Surat wasiat pada dasarnya tidak boleh mengandung unsur paksaan dan
penipuan. Apabila surat wasiat atau testamen tersebut mengandung
unsur paksaan atau penipuan, maka testamen demikian batal. Pasal 893
Kitab Undang-Undang Hukum Perdata menentukan bahwa: “Segala
urusan wasiat yang dibuat sebagai akibat paksa, tipu atau muslihat
adalah batal.”

e. Harus dibuat dalam bentuk akta

Surat wasiat pada asasnya harus dibuat dalam bentuk tertulis. (pasal
875). Bagi seorang Indonesia yang berada di luar negeri, apabila membuat
testamen, maka testamen itu harus dibuat dalam bentuk akta otentik dan
dengan mengindahkan formalitas di negara dimana testamen tersebut
dibuat. Pasal 945 Kitab Undang-Undang Hukum Perdata menentukan bahwa:
Seorang warga negara Indonesia yang berada di negeri asing tak
diperbolehkan membuat surat wasiat, melainkan dengan akta otentik dan
dengan mengindahkan tertib cara yang lazim, di negeri dimana surat
wasiat itu dibuatnya. Sementara itu berhaklah ia dengan surat di bawah
tangan mengambil suatu ketetapan atas dasar dan dengan cara seperti
teratur dalam Pasal 935 Kitab Undang-Undang Hukum Perdata.
Kitab Undang-Undang Hukum Perdata menentukan bahwa: dengan surat
di bawah tangan yang ditulis seluruhnya, ditanggali dan ditandatangani
oleh si yang mewariskan, maka dengan tiada syarat tertib lain, diperbolehkan seorang mengambil ketetapan-ketetapan untuk diperlakukan setelah meninggalnya, akan tetapi hanya dan semata-mata untuk pegangkatan para pelaksana, penyelenggara penguburan, untuk menghibah wasiatkan pakaian, perhiasan badan yang tertentu dan mebel- mebel istimewa. Pencabutan ketetapan yang demikian boleh dilangsungkan di bawah tangan pula.
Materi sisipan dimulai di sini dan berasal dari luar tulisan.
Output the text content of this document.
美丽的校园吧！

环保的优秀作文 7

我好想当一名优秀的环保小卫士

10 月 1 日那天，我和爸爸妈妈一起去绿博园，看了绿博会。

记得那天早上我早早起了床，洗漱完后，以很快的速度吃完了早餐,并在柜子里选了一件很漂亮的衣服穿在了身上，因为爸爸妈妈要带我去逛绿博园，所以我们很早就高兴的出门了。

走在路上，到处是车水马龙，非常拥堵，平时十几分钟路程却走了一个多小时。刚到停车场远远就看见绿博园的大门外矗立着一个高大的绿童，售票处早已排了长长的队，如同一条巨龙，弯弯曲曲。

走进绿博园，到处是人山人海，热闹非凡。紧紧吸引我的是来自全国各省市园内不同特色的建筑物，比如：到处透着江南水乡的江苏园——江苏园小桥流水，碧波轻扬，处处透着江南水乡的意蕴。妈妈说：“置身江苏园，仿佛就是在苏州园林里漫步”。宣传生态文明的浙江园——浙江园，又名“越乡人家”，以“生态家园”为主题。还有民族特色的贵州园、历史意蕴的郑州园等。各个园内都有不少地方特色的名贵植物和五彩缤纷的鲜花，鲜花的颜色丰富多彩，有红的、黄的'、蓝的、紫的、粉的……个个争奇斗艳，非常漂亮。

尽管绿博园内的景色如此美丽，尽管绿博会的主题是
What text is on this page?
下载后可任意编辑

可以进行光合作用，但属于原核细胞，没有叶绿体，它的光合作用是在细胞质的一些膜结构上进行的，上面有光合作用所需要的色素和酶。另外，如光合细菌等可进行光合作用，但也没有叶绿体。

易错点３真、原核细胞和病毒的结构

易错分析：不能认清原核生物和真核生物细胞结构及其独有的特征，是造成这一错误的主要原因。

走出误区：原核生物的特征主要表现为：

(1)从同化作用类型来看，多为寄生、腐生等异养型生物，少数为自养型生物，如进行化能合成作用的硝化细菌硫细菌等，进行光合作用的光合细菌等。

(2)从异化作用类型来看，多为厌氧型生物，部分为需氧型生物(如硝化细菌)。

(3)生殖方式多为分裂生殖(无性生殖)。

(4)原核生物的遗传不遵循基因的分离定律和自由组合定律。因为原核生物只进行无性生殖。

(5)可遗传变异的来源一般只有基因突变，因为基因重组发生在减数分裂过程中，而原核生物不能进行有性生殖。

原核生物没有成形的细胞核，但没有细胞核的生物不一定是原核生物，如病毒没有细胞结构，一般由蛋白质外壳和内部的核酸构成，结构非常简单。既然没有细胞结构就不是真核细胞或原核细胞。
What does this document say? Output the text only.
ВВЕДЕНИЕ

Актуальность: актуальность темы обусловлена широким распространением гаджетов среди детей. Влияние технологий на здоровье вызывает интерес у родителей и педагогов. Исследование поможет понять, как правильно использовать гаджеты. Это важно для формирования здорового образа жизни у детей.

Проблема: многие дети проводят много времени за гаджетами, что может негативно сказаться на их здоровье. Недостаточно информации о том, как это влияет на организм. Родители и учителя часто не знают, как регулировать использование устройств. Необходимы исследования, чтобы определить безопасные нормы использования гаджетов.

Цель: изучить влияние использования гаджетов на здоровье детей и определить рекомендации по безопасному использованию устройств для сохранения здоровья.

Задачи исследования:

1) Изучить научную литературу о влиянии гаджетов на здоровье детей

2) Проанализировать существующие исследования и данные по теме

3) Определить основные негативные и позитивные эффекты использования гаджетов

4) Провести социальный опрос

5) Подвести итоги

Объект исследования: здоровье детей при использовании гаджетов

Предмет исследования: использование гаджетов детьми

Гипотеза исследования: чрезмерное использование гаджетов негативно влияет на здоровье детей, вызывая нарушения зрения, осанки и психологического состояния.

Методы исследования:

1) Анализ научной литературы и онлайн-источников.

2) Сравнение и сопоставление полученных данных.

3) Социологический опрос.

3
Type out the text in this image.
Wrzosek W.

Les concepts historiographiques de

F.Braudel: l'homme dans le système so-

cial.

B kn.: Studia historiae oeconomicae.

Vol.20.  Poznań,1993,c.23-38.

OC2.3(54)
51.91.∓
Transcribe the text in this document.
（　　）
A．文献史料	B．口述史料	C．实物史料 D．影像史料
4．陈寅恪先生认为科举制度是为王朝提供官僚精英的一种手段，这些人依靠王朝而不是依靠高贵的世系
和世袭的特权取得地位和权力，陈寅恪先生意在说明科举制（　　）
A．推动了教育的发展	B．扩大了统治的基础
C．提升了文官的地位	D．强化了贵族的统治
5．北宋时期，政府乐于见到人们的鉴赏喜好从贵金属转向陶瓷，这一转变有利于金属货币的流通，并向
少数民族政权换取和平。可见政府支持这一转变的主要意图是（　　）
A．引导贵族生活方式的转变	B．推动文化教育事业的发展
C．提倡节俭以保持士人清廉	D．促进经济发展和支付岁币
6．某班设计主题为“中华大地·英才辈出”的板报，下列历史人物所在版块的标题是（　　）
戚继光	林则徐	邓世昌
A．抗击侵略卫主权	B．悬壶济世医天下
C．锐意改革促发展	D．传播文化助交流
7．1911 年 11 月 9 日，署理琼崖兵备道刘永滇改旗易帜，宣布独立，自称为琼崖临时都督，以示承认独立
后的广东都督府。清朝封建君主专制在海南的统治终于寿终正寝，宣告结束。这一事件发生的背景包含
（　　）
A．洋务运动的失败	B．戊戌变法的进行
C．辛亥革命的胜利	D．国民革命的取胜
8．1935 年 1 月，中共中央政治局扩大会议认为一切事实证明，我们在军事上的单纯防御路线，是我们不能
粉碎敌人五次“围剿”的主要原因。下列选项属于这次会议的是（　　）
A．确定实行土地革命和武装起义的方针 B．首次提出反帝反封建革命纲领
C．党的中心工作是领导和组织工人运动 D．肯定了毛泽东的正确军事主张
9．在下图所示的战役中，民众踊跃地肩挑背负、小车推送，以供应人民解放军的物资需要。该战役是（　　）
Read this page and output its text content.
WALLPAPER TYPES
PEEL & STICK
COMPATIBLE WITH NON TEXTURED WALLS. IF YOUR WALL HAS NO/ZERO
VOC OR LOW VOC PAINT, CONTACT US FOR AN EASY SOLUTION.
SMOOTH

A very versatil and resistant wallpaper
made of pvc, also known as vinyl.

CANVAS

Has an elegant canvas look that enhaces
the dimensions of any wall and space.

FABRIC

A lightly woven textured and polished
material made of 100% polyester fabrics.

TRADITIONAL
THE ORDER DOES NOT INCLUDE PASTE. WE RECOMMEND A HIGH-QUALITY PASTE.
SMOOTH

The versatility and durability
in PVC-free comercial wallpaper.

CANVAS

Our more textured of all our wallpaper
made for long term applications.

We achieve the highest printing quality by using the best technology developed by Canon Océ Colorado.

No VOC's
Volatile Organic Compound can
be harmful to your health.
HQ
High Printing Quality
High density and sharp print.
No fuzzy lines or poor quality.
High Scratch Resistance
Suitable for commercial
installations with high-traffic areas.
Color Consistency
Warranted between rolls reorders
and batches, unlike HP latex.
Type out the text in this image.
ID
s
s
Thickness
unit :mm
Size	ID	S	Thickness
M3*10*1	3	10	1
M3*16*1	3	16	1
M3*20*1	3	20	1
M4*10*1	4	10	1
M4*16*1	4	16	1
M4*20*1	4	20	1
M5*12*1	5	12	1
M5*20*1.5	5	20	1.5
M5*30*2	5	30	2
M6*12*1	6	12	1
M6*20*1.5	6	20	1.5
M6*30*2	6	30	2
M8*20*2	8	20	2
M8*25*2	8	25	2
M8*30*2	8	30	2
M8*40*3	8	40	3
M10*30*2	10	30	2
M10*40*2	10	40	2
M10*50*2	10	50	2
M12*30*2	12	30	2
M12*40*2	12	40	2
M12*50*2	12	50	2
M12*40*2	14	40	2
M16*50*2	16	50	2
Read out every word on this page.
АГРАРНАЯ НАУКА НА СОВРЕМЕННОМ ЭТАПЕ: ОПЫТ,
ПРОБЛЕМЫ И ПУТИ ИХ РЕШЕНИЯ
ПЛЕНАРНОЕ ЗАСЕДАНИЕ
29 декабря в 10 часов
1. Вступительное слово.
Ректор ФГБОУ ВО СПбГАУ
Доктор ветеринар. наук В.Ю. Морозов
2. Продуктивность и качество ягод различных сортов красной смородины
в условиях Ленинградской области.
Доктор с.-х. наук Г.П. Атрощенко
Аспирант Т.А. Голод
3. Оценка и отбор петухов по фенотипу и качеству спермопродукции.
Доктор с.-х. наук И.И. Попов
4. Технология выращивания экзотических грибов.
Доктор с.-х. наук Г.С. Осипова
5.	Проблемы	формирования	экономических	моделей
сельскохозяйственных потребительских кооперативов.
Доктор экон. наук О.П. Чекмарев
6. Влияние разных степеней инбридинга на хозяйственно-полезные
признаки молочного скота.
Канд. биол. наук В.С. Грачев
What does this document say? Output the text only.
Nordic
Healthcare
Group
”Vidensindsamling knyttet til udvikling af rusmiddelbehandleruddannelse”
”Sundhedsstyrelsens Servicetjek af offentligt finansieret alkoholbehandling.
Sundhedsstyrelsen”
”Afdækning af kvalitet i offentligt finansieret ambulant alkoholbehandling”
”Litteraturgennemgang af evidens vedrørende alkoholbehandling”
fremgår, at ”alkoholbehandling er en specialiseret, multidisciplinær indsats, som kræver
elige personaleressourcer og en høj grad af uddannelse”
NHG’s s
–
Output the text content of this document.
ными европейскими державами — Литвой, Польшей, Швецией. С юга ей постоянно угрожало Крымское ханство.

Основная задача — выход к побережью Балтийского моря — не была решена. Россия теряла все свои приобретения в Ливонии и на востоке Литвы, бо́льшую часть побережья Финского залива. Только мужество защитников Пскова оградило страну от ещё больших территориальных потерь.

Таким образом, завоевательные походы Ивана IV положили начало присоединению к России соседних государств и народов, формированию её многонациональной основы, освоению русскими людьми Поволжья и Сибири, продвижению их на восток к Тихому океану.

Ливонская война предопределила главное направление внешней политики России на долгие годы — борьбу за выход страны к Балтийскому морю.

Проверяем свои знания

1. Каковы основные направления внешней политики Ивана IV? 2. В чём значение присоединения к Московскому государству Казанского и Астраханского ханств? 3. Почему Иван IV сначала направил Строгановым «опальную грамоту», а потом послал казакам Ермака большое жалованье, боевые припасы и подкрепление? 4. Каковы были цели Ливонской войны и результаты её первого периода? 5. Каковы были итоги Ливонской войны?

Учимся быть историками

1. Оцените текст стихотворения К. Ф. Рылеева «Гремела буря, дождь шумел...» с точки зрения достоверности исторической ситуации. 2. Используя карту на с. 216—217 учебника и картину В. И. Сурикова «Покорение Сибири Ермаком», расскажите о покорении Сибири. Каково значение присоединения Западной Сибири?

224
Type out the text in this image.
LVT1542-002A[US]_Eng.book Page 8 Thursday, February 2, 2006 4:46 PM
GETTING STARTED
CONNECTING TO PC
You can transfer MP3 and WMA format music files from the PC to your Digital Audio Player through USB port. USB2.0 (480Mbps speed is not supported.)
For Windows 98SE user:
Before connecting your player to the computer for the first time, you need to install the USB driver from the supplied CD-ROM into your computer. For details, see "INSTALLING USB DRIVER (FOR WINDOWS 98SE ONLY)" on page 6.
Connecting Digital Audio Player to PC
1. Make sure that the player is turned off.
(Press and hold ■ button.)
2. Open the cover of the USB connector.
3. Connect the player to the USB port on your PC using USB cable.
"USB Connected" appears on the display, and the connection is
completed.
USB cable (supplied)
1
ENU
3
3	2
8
f. Testamen tidak boleh dibuat atas dasar pernyataan bersama

Pasal 930 Kitab Undang-Undang Hukum Perdata menentukan bahwa: “Dalam satu-satunya akta, maka dua orang atau lebih tidak
diperbolehkan menyatakan wasiat mereka, baik untuk mengaruniai
seseorang ketiga maupun atas dasar pernyataan barsama atau bertimbal
balik.”

g. Testamen dibuat dengan adanya saksi

Hal ini dapat kita simpulkan dari Pasal 932, mengenai testamen olografis,
pasal 938 mengenai testamen umum, pasal 940 mengenai testamen
rahasia, pasal-pasal tersebut mensyaratkan adanya saksi dalam
pembuatannya. Saksi-saksi tersebut harus hadir dalam pembuatan
testamen, sudah dewasa dan penduduk Indonesia.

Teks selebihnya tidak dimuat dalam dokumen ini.